Due to Brady’s limited diet and lack of intake, I am the opposite of most moms when it comes to grocery shopping.  Instead of shopping for healthy choices like yogurt, veggies, fruits, etc., I am often scouring the back of labels looking for the highest fat content and calories.  I hit the jackpot when I discovered Land O Lakes butter that had a whopping 100 calories (100 calories of fat!) per tablespoon.  Score!  I tried melting the butter and hiding it in anything.  I did the same with oils and corn syrup, along with adding a product called Duocal to his preferred foods like yogurt and juice.  This was all with the recommendation from Brady’s dietician. 

It was and still is such a frustrating process to help him gain trust in food and to want to try new things.  Even to this day, at the age of four, Brady will still ask what the names of various foods are.  Food is such a foreign concept to him.  It's times like these when I have to tell him, "that's spaghetti" or "that's a sub sandwich" or "that's lasagna" that it hits me how different his life is.    

Brady has seen 3 occupational therapists and 1 speech therapist over the past two years that have all had their successes at times, but is often hard to sustain for our family.  I know the techniques and theories of feeding therapy, but Brady is a very strong-willed little boy (don’t have any idea where he gets that glorious trait from)  J,  that something simple like trying to take a bite of a cookie turns into, well… something much more.  And let me tell you, it isn’t pretty some days. 

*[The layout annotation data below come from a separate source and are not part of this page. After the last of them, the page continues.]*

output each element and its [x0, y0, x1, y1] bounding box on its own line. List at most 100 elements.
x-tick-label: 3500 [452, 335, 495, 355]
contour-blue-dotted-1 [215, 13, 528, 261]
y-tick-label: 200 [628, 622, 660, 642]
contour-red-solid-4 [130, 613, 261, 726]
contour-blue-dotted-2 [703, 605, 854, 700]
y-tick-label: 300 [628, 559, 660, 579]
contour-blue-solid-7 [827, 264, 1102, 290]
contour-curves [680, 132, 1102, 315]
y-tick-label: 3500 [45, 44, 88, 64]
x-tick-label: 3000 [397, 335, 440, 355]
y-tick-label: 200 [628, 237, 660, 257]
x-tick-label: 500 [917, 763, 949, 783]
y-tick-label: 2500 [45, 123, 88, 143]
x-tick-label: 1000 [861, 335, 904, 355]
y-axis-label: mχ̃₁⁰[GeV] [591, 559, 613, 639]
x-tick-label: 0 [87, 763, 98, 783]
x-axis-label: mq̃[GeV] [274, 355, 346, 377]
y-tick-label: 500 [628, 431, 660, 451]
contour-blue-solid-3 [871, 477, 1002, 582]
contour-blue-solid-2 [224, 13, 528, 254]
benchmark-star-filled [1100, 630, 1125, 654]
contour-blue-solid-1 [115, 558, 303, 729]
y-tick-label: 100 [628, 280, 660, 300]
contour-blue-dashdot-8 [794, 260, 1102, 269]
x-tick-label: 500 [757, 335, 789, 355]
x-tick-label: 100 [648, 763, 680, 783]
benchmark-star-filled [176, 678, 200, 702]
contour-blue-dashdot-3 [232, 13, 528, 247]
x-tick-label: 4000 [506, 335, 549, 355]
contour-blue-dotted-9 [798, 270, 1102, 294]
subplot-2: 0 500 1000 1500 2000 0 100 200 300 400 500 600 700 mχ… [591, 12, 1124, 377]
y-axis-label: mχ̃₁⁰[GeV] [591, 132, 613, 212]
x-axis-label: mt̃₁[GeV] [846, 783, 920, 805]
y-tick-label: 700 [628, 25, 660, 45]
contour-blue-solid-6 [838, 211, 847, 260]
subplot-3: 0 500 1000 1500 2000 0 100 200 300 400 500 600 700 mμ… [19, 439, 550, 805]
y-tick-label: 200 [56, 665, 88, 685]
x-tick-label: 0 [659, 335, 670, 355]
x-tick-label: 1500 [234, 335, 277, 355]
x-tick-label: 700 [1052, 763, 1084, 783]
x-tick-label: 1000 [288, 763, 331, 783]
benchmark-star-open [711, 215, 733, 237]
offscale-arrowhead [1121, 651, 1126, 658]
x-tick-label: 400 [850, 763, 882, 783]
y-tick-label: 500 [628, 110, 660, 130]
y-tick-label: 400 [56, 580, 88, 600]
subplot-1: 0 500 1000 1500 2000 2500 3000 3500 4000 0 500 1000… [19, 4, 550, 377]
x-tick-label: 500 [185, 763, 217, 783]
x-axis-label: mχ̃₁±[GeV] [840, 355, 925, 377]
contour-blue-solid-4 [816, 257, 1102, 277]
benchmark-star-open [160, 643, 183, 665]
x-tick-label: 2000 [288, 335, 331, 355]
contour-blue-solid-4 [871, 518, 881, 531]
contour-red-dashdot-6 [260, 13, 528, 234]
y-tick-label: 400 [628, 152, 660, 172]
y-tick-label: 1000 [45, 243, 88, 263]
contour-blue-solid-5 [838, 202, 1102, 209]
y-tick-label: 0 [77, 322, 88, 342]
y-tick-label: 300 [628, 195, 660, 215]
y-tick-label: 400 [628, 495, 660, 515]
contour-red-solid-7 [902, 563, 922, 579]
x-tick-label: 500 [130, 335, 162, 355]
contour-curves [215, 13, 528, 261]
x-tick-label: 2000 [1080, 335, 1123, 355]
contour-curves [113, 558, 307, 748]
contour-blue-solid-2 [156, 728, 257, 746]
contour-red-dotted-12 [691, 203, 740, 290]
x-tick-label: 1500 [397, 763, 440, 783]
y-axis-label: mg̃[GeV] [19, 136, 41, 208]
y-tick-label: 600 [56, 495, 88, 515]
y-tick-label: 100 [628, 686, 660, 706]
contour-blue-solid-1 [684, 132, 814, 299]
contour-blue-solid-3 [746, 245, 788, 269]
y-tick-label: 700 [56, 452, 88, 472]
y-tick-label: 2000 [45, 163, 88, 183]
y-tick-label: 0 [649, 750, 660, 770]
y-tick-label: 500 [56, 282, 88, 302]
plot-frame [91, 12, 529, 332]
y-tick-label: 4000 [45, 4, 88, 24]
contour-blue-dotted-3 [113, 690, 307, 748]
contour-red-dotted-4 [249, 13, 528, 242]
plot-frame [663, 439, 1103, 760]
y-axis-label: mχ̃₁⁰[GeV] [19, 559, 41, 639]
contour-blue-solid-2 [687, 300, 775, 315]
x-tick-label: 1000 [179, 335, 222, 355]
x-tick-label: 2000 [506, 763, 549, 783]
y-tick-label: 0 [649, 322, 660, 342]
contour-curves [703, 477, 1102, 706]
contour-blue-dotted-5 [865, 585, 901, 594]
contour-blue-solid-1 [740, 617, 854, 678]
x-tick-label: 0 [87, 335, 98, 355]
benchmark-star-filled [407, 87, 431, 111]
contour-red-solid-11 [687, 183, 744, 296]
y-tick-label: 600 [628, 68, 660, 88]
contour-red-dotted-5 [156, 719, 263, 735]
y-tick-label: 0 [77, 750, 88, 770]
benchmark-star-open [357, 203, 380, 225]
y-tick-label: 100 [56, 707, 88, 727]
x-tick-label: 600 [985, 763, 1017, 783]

We are currently taking a break from therapy.  Our last therapist said she needed a break and that she felt “stuck”.  Welcome to my world, honey.  I’ll be honest that the break is as much for Brady as it is for me and my husband.  It takes so much will-power, strength and discipline to follow through the therapy techniques at each meal. 

For now, we take each meal, day by day.  Some days are good, some days are bad, and we have to be okay with that -- otherwise we’d go crazy.